- Korehi Location within Iran
- Coordinates: 30°01′59″N 53°43′04″E﻿ / ﻿30.03306°N 53.71778°E
- Country: Iran
- Province: Fars
- County: Sarchehan
- District: Central

Population (2016)
- • Total: 3,954
- Time zone: UTC+3:30 (IRST)

= Korehi =

City in Fars province, Iran

Korehi (کره‌ای) (Note: Also known as Chār Rāh, Katra, Katreh, Koreh, Korei, and Korreh) is a city in the Central District of Sarchehan County, Fars province, Iran, serving as capital of the county. It was the capital of the district until its capital was transferred to the city of Hesami.

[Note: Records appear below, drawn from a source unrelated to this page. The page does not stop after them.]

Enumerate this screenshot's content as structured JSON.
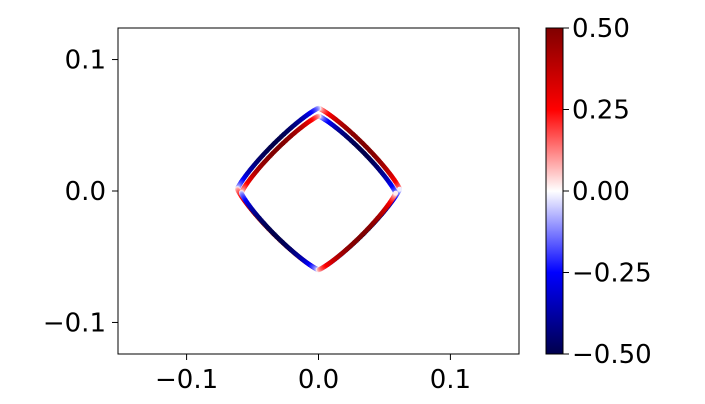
{
  "chart_data": {
    "type": "scatter",
    "title": "",
    "xlabel": "",
    "ylabel": "",
    "xlim": [
      -0.152,
      0.152
    ],
    "ylim": [
      -0.124,
      0.124
    ],
    "x_ticks": [
      {
        "value": -0.1,
        "label": "−0.1"
      },
      {
        "value": 0.0,
        "label": "0.0"
      },
      {
        "value": 0.1,
        "label": "0.1"
      }
    ],
    "y_ticks": [
      {
        "value": 0.1,
        "label": "0.1"
      },
      {
        "value": 0.0,
        "label": "0.0"
      },
      {
        "value": -0.1,
        "label": "−0.1"
      }
    ],
    "grid": false,
    "colormap": {
      "name": "seismic",
      "min": -0.5,
      "max": 0.5,
      "stops": [
        "#00004c",
        "#0000ff",
        "#ffffff",
        "#ff0000",
        "#800000"
      ],
      "ticks": [
        {
          "value": 0.5,
          "label": "0.50"
        },
        {
          "value": 0.25,
          "label": "0.25"
        },
        {
          "value": 0.0,
          "label": "0.00"
        },
        {
          "value": -0.25,
          "label": "−0.25"
        },
        {
          "value": -0.5,
          "label": "−0.50"
        }
      ]
    },
    "series": [
      {
        "shape": "astroid",
        "center_y": 0.0015,
        "radius": 0.0615,
        "points": 360,
        "value_amplitude": 0.5
      },
      {
        "shape": "astroid",
        "center_y": -0.0015,
        "radius": 0.0585,
        "points": 360,
        "value_amplitude": 0.5
      }
    ]
  }
}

As a village, Korehi was the capital of Sarchehan Rural District until its capital was transferred to the village of Siyahun.

==Demographics==
===Population===
At the time of the 2006 National Census, the city's population was 3,158 in 807 households, when it was capital of the former Sarchehan District of Bavanat County. The following census in 2011 counted 3,912 people in 1,027 households. The 2016 census measured the population of the city as 3,954 people in 1,259 households.

After the census, the district was separated from the county in the establishment of Sarchehan County, and Korehi was transferred to the new Central District as the county's capital.